Once a user has their access revoked, they become a malicious user, who we’ll call the Revoked User Adversary. The Revoked User Adversary will not collude with any other users, and they will not collude with the Datastore Adversary.
The Revoked User Adversary’s goal is to re-obtain access to the file. The revoked user will not perform malicious actions on other files that they still have access to. Their only goal is to re-obtain access to the file that they lost access to.
The Revoked User Adversary might attempt to re-obtain access by calling functions with different arguments (e.g. calling AcceptInvitation
again).
The Revoked User Adversary may also try to re-obtain access by calling DatastoreGet
and DatastoreSet
and maliciously affecting Datastore. However, unlike the Datastore Adversary, they do not have a global view of Datastore (i.e. they cannot list all UUIDs that have been in use).
Prior to having their access revoked, the Revoked User Adversary could have written down any values that they have previously seen.
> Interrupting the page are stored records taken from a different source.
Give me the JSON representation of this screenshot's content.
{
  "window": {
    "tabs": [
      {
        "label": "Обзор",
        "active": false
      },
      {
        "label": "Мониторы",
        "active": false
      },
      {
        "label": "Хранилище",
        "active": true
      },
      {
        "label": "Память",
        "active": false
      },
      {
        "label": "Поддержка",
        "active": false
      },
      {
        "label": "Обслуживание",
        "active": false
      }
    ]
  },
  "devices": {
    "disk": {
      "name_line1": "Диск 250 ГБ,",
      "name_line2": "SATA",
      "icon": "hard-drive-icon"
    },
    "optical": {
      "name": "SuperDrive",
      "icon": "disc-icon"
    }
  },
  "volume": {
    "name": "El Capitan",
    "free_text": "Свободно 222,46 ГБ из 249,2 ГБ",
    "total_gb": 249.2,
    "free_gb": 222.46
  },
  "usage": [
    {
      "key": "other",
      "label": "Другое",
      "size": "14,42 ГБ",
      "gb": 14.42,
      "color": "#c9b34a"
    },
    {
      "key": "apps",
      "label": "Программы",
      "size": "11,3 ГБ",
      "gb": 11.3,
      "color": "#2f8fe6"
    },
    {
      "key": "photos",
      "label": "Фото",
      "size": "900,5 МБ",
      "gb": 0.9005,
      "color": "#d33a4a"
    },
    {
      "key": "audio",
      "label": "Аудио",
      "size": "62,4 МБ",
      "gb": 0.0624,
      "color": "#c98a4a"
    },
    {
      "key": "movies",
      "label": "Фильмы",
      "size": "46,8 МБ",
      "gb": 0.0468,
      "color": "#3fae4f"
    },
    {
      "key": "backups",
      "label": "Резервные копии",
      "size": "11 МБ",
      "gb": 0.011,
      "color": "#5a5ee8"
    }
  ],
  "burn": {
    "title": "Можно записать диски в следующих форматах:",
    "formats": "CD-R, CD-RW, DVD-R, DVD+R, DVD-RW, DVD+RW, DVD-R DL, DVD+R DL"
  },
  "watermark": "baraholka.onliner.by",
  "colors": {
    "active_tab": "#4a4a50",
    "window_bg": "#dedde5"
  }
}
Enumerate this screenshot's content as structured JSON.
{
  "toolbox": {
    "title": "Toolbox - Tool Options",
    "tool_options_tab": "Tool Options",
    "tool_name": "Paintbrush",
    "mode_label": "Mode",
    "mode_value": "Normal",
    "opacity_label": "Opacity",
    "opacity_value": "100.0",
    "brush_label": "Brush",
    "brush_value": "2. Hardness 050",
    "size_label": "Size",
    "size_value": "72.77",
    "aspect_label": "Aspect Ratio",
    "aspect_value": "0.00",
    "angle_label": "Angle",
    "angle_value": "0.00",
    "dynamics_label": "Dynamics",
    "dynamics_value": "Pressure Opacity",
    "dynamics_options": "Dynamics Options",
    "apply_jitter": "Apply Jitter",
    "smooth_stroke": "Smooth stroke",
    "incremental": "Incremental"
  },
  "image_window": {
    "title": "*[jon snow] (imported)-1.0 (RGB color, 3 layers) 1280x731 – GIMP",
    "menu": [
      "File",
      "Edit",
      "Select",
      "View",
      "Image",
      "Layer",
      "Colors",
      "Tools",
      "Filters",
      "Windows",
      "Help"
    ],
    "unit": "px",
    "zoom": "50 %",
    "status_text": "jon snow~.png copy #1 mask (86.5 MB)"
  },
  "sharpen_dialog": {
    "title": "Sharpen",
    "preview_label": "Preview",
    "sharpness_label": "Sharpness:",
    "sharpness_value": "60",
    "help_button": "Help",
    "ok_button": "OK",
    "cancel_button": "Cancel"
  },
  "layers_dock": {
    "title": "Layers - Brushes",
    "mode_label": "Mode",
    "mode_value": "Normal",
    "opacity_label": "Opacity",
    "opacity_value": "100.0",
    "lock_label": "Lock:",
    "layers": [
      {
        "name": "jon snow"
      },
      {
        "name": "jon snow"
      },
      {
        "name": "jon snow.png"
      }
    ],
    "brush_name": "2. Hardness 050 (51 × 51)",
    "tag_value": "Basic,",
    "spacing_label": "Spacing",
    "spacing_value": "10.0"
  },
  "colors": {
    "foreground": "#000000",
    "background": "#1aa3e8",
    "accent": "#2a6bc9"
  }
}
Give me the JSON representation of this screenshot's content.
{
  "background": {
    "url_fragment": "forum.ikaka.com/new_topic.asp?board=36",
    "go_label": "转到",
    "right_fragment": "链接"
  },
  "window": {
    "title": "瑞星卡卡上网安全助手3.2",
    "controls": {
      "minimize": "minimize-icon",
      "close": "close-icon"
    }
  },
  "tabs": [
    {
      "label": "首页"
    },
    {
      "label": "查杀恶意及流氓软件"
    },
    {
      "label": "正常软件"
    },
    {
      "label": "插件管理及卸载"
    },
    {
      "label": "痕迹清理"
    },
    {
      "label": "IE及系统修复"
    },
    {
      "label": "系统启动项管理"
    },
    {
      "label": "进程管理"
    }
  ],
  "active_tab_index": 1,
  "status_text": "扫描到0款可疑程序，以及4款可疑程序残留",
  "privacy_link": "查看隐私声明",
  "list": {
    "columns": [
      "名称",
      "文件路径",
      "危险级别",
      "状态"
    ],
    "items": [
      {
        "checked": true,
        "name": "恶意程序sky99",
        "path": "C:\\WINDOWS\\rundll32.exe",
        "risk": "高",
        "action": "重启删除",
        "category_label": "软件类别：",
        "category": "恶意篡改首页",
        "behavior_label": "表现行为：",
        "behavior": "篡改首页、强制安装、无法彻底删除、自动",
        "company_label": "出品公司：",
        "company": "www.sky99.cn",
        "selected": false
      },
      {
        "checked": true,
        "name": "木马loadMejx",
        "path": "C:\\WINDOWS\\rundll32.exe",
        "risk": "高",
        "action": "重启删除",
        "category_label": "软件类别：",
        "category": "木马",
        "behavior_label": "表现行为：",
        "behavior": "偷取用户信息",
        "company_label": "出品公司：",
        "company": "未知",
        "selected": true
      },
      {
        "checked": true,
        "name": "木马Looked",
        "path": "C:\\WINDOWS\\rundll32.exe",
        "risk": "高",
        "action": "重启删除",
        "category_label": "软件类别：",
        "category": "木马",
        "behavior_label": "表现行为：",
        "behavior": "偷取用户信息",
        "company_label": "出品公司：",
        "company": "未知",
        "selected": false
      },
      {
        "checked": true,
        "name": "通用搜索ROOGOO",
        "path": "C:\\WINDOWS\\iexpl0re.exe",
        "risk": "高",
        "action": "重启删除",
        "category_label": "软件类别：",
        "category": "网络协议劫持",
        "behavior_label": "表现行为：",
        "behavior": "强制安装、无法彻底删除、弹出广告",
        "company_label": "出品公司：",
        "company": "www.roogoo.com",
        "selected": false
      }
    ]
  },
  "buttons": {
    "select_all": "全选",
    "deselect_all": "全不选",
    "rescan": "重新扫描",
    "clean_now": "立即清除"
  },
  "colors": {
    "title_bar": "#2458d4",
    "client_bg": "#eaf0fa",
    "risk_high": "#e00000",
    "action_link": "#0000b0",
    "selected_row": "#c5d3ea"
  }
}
The Revoked User Adversary has a copy of your code running on their local computer, so they could inspect the code and learn the values of any variables that you computed.
Your code should ensure that the Revoked User Adversary is unable to learn anything about any future writes or appends to the file (learning about the file before they got revoked is okay). For example, they cannot know what the latest contents of the file are, and they should be unable to make modifications to the file without being detected. Also, they cannot know when future updates are happening (e.g. they should not be able to deduce how many times the file has been updated in the past day).